I never understood why they actually measured this value instead of just hardcoding a fixed value in software but now I have a theory. If the positive voltage to the divider is from a regulated supply, measuring the voltage would be a waste of time since the voltage would always be known and unchanging. However, battery voltage can change significantly (from 12.6 to greater than 15 volts) and so would the output from the divider. This leads me to believe that the O2 high level output also rises with higher battery voltage and this whole voltage divider scheme is just a way of adjusting the threshold to suit a changing O2 output.

By the way, the 'o2ReferenceSense' ADC measurement ($8D) is also done for open-loop maps but the measured value is never used. I believe this was an error or oversight on the part of the developers. Deleting this measuement from the open-loop mux list would shorten the list and slightly improve end-of-list servicing (which includes the serial port).
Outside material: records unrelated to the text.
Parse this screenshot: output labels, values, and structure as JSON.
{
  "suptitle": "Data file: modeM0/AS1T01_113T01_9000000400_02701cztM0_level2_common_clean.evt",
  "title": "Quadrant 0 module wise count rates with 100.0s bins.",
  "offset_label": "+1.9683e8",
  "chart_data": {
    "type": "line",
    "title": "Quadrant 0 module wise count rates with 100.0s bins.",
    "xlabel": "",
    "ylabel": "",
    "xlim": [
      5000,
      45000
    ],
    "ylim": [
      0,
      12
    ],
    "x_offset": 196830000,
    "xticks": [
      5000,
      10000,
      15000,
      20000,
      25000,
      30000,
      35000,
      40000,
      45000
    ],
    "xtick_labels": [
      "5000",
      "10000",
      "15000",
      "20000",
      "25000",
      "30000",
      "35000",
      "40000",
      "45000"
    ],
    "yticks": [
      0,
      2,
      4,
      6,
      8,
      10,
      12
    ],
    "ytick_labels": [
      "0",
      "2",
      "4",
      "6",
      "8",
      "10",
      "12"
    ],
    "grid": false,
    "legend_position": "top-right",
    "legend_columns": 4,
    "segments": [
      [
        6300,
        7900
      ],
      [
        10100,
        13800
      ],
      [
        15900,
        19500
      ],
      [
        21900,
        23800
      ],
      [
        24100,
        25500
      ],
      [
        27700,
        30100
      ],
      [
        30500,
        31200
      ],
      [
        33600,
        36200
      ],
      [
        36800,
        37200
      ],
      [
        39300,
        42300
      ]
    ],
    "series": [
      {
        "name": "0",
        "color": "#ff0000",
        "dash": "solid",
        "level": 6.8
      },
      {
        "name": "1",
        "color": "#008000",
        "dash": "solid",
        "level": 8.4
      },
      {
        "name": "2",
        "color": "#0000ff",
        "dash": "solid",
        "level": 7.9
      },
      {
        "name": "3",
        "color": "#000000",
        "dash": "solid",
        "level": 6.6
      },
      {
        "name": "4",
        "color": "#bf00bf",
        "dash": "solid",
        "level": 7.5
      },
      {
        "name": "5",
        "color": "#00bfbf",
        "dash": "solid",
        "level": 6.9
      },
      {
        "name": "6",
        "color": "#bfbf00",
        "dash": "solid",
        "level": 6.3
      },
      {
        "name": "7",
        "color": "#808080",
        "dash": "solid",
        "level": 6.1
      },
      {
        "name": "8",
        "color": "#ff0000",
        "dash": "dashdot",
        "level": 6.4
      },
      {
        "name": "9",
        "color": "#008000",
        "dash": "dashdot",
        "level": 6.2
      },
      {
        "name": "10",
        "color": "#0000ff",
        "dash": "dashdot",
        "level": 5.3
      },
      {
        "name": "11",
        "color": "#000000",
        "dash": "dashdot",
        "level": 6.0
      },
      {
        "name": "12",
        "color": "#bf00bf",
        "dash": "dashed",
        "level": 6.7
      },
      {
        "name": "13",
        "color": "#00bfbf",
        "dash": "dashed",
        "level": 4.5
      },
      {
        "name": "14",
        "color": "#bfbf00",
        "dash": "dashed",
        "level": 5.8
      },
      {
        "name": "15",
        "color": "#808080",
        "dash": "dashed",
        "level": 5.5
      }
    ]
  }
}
So, can we use this threshold to affect a noticeable mixture change in closed loop? Many of the O2 measured values are not high or low but somewhere in between. This is because the measurment sample happened while the output was transitioning. To illustrate this, I sorted the O2 samples from low to high and re-graphed them here:
https://drive.google.com/open?id=0B5NpvdM0NRFjNVhm...

Obviously, if the graph was a step function changing the threshold to say 10 or 40 would do nothing. But because the graph is an 'S' curve, changing the threshold would change the grouping ratio and have some sort of effect. The short-term trim should then adjust to get back to 50/50 sampling. The only question is whether the mixture change (toward the rich end, of course) would be enough to help the shunting problem.